A harbinger for closed sales in April and May.

By Wolf Richter for WOLF STREET.

March is with both feet in the spring selling season, when home sales jump and when prices move higher, and where everything looks rosy for a few months, no matter what, after the dreariness of winter.

So, well then, here we go again. Pending home sales – which are “a forward-looking indicator of home sales based on contract signings” – fell by 5.2% in March from February, according to the National Association of Realtors today, thereby annihilating the little-bitty gain in February that had sent all the headlines abuzz with hype.

The index value was set at 100 for contract signings in 2001. Today’s value of 78.9 is down 21.1% from the index average in 2001. Compared to prior Marches, the index value of contract signings plunged…

  • By 23.2% from March 2022
  • By 30.2% from March 2021
  • By 25.1% from March 2019.

By the way, as you can see in the chart above (data via YCharts), that little bitty gain in February that had sent all the headlines abuzz with hype was revised away in today’s release, and February was now flat with January.

The NAR defines a “pending sale” as a transaction where the contract was signed but has not yet closed.
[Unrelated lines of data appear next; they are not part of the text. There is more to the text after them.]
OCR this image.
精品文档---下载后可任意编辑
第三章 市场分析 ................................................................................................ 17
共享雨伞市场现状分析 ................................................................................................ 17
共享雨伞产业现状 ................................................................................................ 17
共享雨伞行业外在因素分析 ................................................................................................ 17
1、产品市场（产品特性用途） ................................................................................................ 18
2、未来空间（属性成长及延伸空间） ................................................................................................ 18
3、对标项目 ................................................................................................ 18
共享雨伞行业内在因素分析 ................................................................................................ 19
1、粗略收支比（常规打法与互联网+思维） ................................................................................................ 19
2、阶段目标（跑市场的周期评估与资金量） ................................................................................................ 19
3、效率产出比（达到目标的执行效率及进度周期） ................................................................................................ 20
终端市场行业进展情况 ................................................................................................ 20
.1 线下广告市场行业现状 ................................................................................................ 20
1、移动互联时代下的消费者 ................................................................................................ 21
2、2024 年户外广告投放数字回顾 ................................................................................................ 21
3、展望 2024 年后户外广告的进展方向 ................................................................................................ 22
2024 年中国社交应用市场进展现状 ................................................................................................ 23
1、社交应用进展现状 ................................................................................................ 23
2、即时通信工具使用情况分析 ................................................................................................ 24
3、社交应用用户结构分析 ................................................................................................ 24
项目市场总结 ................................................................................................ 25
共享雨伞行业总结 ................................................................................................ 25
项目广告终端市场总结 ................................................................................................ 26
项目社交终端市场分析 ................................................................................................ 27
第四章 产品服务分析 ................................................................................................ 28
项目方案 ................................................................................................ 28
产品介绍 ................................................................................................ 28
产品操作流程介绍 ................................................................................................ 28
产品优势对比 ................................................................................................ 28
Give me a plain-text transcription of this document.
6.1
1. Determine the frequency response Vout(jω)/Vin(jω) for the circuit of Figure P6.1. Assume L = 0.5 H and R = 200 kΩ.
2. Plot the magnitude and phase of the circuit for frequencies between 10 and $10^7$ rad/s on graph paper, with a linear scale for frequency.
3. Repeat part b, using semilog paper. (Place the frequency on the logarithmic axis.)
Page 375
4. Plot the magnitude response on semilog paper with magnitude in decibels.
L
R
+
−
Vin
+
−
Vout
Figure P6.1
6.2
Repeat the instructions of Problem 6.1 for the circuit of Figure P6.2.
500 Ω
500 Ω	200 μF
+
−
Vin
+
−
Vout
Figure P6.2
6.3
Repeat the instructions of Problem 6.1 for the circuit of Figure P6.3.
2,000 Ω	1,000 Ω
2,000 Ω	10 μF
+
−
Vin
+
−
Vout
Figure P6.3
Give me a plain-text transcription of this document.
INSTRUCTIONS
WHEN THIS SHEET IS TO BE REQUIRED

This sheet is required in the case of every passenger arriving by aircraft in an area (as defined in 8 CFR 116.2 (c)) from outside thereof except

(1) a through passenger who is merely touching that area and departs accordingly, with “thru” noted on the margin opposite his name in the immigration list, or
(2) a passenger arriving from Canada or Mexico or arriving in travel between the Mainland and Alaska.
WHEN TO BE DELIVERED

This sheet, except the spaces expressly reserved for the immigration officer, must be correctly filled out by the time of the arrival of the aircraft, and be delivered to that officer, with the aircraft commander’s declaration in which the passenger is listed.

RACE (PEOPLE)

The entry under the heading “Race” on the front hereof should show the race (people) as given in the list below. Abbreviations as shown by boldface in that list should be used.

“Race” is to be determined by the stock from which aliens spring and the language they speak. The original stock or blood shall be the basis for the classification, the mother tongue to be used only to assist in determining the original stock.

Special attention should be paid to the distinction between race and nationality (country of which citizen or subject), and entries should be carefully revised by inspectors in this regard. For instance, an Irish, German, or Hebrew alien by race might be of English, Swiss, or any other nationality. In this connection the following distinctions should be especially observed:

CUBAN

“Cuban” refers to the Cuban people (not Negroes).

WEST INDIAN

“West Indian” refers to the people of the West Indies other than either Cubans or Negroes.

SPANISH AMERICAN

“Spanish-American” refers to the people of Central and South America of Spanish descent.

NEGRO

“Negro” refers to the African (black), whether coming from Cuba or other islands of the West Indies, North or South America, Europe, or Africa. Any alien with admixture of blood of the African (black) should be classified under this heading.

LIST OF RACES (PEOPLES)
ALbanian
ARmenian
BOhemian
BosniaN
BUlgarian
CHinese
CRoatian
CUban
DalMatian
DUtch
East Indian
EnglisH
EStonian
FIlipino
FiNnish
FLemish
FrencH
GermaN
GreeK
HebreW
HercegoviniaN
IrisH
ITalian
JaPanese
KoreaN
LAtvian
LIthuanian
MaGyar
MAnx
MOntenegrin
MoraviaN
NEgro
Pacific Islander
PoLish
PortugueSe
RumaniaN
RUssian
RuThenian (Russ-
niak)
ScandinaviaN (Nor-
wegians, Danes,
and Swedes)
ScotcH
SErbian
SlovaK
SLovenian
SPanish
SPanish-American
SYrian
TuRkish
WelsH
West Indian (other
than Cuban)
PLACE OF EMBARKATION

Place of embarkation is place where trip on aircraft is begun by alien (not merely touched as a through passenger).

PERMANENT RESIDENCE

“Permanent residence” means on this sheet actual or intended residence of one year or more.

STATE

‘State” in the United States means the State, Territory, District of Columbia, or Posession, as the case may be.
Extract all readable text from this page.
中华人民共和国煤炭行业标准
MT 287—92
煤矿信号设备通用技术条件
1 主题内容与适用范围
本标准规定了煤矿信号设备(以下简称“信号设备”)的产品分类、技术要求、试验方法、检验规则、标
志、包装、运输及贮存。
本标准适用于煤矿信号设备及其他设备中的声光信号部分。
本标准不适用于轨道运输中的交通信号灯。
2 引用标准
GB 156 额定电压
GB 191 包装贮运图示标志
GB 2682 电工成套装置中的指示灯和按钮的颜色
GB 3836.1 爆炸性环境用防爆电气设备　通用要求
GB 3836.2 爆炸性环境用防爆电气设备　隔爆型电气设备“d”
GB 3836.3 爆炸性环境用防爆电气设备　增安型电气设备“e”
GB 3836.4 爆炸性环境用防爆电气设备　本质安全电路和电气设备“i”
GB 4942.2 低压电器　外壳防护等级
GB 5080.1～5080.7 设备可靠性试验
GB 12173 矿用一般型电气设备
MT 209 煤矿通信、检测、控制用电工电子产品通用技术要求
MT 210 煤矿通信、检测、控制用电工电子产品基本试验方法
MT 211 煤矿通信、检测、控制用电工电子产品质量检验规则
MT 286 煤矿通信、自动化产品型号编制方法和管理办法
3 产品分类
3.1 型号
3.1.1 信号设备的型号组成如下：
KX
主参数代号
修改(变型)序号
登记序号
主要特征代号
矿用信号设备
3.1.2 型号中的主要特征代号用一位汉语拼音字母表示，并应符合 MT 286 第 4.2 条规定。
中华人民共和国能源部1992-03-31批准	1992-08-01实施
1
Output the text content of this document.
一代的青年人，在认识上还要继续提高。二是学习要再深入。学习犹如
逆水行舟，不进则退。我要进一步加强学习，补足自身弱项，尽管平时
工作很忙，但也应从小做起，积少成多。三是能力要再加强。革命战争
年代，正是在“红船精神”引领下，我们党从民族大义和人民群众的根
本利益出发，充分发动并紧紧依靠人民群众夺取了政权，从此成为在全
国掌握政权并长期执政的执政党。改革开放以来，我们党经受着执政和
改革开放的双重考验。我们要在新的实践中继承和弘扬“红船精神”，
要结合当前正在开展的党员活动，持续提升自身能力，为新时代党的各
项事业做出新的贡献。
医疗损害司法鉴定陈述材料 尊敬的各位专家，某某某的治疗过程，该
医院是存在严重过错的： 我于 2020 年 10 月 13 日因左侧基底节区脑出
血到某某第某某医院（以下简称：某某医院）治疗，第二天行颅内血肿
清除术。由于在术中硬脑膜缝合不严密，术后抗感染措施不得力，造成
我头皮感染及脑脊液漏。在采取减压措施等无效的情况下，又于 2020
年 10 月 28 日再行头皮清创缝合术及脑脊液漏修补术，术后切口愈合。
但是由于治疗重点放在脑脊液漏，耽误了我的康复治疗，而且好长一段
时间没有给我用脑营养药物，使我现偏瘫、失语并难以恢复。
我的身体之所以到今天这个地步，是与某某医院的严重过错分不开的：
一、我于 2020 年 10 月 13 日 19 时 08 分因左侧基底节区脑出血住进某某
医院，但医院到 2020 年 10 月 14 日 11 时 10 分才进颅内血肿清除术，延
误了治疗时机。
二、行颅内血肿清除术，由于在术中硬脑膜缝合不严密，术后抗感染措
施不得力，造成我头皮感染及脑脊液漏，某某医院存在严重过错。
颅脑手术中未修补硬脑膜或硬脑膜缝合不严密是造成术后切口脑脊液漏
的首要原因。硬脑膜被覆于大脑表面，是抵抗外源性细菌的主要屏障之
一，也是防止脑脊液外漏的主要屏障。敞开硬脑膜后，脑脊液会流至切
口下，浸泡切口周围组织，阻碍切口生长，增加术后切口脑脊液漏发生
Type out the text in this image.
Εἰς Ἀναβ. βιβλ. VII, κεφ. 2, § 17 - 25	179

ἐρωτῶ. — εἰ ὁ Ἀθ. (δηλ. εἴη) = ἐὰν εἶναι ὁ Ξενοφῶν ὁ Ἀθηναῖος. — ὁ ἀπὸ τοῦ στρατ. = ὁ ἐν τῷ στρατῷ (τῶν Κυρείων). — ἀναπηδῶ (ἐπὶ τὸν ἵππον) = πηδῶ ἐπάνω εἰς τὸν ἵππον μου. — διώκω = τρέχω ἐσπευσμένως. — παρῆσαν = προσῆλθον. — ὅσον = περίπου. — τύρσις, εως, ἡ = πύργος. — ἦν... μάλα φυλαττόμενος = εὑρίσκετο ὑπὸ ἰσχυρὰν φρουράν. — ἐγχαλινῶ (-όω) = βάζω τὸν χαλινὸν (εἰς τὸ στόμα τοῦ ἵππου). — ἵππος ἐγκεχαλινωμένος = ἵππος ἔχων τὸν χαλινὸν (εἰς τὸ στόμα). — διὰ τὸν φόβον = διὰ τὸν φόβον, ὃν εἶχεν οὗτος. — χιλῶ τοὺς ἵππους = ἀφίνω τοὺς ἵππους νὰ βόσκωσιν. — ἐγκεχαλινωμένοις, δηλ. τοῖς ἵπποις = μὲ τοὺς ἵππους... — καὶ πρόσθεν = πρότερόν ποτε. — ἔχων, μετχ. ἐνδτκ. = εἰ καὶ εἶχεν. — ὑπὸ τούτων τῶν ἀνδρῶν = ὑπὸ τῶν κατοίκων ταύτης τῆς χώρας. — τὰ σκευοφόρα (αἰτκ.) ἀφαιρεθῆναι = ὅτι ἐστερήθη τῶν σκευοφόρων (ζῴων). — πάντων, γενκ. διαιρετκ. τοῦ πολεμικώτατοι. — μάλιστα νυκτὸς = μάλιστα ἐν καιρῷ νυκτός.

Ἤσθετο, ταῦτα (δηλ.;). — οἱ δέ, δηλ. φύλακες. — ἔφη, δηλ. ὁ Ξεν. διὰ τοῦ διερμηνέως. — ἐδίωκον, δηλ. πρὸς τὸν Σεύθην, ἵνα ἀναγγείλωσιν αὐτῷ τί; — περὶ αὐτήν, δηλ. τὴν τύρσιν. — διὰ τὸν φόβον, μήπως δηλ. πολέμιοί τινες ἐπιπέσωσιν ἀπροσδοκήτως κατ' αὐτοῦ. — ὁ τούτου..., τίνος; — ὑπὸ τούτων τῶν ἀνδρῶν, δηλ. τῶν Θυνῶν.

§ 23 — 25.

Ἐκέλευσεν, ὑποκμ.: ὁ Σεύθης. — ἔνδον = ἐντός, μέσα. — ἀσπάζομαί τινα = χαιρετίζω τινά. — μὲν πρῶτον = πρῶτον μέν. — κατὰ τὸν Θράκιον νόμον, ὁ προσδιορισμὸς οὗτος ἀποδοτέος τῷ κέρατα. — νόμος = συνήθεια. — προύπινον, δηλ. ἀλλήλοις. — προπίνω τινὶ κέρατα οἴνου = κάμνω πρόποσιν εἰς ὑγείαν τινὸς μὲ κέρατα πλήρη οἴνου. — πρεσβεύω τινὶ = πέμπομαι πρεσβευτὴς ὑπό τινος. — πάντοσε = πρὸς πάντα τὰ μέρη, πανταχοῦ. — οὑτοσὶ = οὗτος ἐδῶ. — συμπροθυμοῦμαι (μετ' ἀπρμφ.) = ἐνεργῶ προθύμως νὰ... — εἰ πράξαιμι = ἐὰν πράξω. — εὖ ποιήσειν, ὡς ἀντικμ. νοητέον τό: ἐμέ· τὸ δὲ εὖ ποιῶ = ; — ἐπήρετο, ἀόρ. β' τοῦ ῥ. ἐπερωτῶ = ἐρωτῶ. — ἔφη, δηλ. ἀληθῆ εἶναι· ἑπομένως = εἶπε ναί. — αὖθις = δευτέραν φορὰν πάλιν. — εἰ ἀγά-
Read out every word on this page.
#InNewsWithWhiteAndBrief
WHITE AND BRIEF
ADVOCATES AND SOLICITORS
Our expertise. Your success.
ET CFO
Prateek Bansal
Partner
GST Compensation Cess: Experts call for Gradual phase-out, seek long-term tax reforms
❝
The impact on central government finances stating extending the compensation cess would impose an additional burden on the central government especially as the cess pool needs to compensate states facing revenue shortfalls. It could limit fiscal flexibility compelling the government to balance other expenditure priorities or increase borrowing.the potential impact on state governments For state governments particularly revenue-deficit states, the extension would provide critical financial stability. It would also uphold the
Deals can fall through for a variety of reasons. If all goes well, the sale usually closes within a month or two of contract signing. So this is a harbinger for closed sales in April.

Banking crisis to blame?

Pending home sales by region, compared to March a year ago, plunged by the most in the West.

The National Association of Realtors didn’t say, but the banking crisis burst on the scene in early March. Silicon Valley Bank imploded on March 10, which shook up the entire startup ecosystem not only in Silicon Valley but across the US. The run on the bank had started weeks earlier, the startup scene was atwitter with it, so to speak; it just culminated in the final few days.

And First Republic in San Francisco hasn’t quite imploded yet, it’s still standing, knock on wood, but it’s in huge trouble after a massive run on its uninsured deposits. It has been teetering for weeks, and its stock price collapsed.

The banking crisis has rattled a lot of nerves not only in the region, but in the overall banking sector, on Wall Street, and among regulators. And for regular people, it turned into a messy spectacle played out in the media in front of them, and some may have gotten cold feet again.